Yes, attitudes toward Islam divide us too, and roughly along the same fault lines. We are a long way removed now from the near aftermath of 9/11, when President George W. Bush, like Huckabee a Republican and conservative evangelical, consistently took care to distinguish Islam from terrorism, stating such things as, “The face of terror is not the true faith of Islam. That’s not what Islam is all about. Islam is peace.” President Obama continues to differentiate these, saying after Orlando that Mateen and the Islamic State group to which he pledged loyalty were “not religious warriors” but “thugs” and “thieves.” Those in Bush’s political party, however, today overwhelmingly support an American candidate who has repeatedly called for a ban on Muslim migration into the country. That many principled Republicans have denounced such ideas as intolerant and un-American has not stopped the tide of anti-Muslim sentiment.

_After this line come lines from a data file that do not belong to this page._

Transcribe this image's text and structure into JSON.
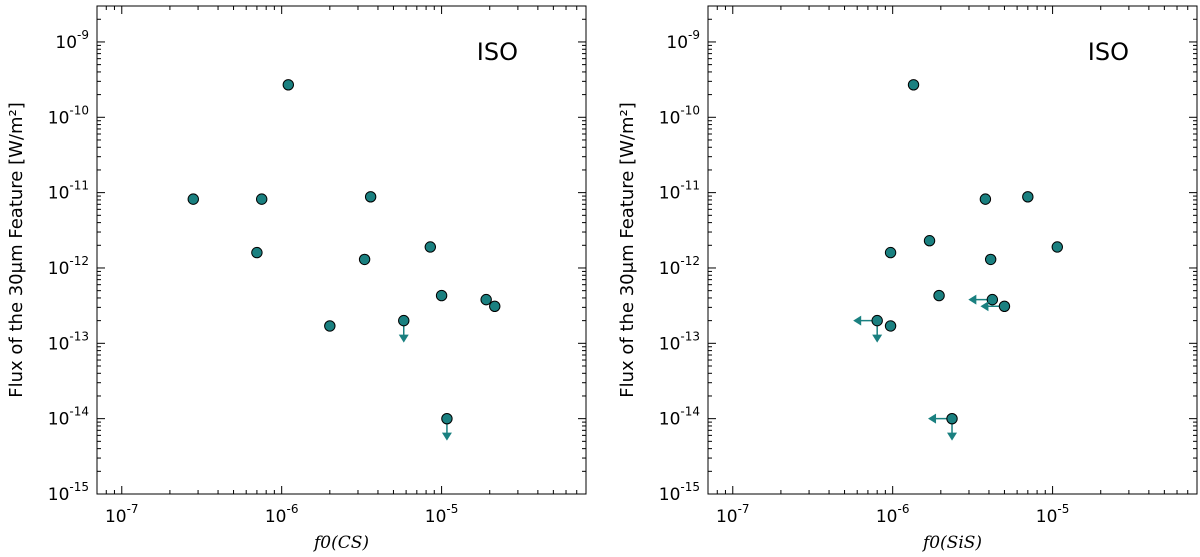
{
  "chart_data": [
    {
      "type": "scatter",
      "title": "ISO",
      "xlabel": "f0(CS)",
      "ylabel": "Flux of the 30μm Feature [W/m²]",
      "xscale": "log",
      "yscale": "log",
      "xlim": [
        7e-08,
        8e-05
      ],
      "ylim": [
        1e-15,
        3e-09
      ],
      "xticks": [
        1e-07,
        1e-06,
        1e-05
      ],
      "xtick_labels": [
        [
          "10",
          "-7"
        ],
        [
          "10",
          "-6"
        ],
        [
          "10",
          "-5"
        ]
      ],
      "yticks": [
        1e-15,
        1e-14,
        1e-13,
        1e-12,
        1e-11,
        1e-10,
        1e-09
      ],
      "ytick_labels": [
        [
          "10",
          "-15"
        ],
        [
          "10",
          "-14"
        ],
        [
          "10",
          "-13"
        ],
        [
          "10",
          "-12"
        ],
        [
          "10",
          "-11"
        ],
        [
          "10",
          "-10"
        ],
        [
          "10",
          "-9"
        ]
      ],
      "marker_color": "#1a8080",
      "points": [
        {
          "x": 1.1e-06,
          "y": 2.7e-10
        },
        {
          "x": 2.8e-07,
          "y": 8.2e-12
        },
        {
          "x": 7.5e-07,
          "y": 8.2e-12
        },
        {
          "x": 3.6e-06,
          "y": 8.8e-12
        },
        {
          "x": 7e-07,
          "y": 1.6e-12
        },
        {
          "x": 3.3e-06,
          "y": 1.3e-12
        },
        {
          "x": 8.5e-06,
          "y": 1.9e-12
        },
        {
          "x": 1e-05,
          "y": 4.3e-13
        },
        {
          "x": 1.9e-05,
          "y": 3.8e-13
        },
        {
          "x": 2.15e-05,
          "y": 3.1e-13
        },
        {
          "x": 2e-06,
          "y": 1.7e-13
        },
        {
          "x": 5.8e-06,
          "y": 2e-13,
          "upper_limit_y": true
        },
        {
          "x": 1.08e-05,
          "y": 1e-14,
          "upper_limit_y": true
        }
      ]
    },
    {
      "type": "scatter",
      "title": "ISO",
      "xlabel": "f0(SiS)",
      "ylabel": "Flux of the 30μm Feature [W/m²]",
      "xscale": "log",
      "yscale": "log",
      "xlim": [
        7e-08,
        8e-05
      ],
      "ylim": [
        1e-15,
        3e-09
      ],
      "xticks": [
        1e-07,
        1e-06,
        1e-05
      ],
      "xtick_labels": [
        [
          "10",
          "-7"
        ],
        [
          "10",
          "-6"
        ],
        [
          "10",
          "-5"
        ]
      ],
      "yticks": [
        1e-15,
        1e-14,
        1e-13,
        1e-12,
        1e-11,
        1e-10,
        1e-09
      ],
      "ytick_labels": [
        [
          "10",
          "-15"
        ],
        [
          "10",
          "-14"
        ],
        [
          "10",
          "-13"
        ],
        [
          "10",
          "-12"
        ],
        [
          "10",
          "-11"
        ],
        [
          "10",
          "-10"
        ],
        [
          "10",
          "-9"
        ]
      ],
      "marker_color": "#1a8080",
      "points": [
        {
          "x": 1.35e-06,
          "y": 2.7e-10
        },
        {
          "x": 3.8e-06,
          "y": 8.2e-12
        },
        {
          "x": 7e-06,
          "y": 8.8e-12
        },
        {
          "x": 1.7e-06,
          "y": 2.3e-12
        },
        {
          "x": 9.7e-07,
          "y": 1.6e-12
        },
        {
          "x": 4.1e-06,
          "y": 1.3e-12
        },
        {
          "x": 1.07e-05,
          "y": 1.9e-12
        },
        {
          "x": 1.95e-06,
          "y": 4.3e-13
        },
        {
          "x": 4.2e-06,
          "y": 3.8e-13,
          "upper_limit_x": true
        },
        {
          "x": 5e-06,
          "y": 3.1e-13,
          "upper_limit_x": true
        },
        {
          "x": 9.7e-07,
          "y": 1.7e-13
        },
        {
          "x": 8e-07,
          "y": 2e-13,
          "upper_limit_x": true,
          "upper_limit_y": true
        },
        {
          "x": 2.35e-06,
          "y": 1e-14,
          "upper_limit_x": true,
          "upper_limit_y": true
        }
      ]
    }
  ]
}
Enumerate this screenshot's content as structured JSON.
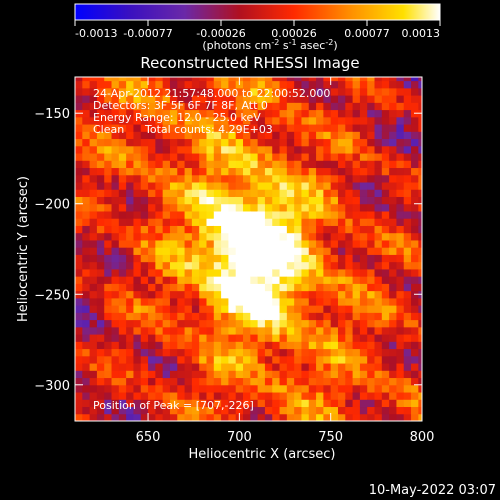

Except for the radicalized few, all Americans surely want an end to violent massacres like those that have been all too prevalent in recent years. To move in that direction, we will have to take meaningful steps to prevent people known to be violent or unstable from easy access to firearms. We need to fight against the spite-fueled hatred of different types of people and educate against homophobia, misogyny, racism, anti-Muslim bigotry, and more. And we must convince our political leaders to reinstate the assault weapons ban that was federal law from 1994 to 2004. If we do none of these things, if we only wring our hands helplessly, we should steel ourselves for the next inevitable tragedy and beg the world’s mercy for the blood on our hands.
Marie Griffith is editor of Religion & Politics.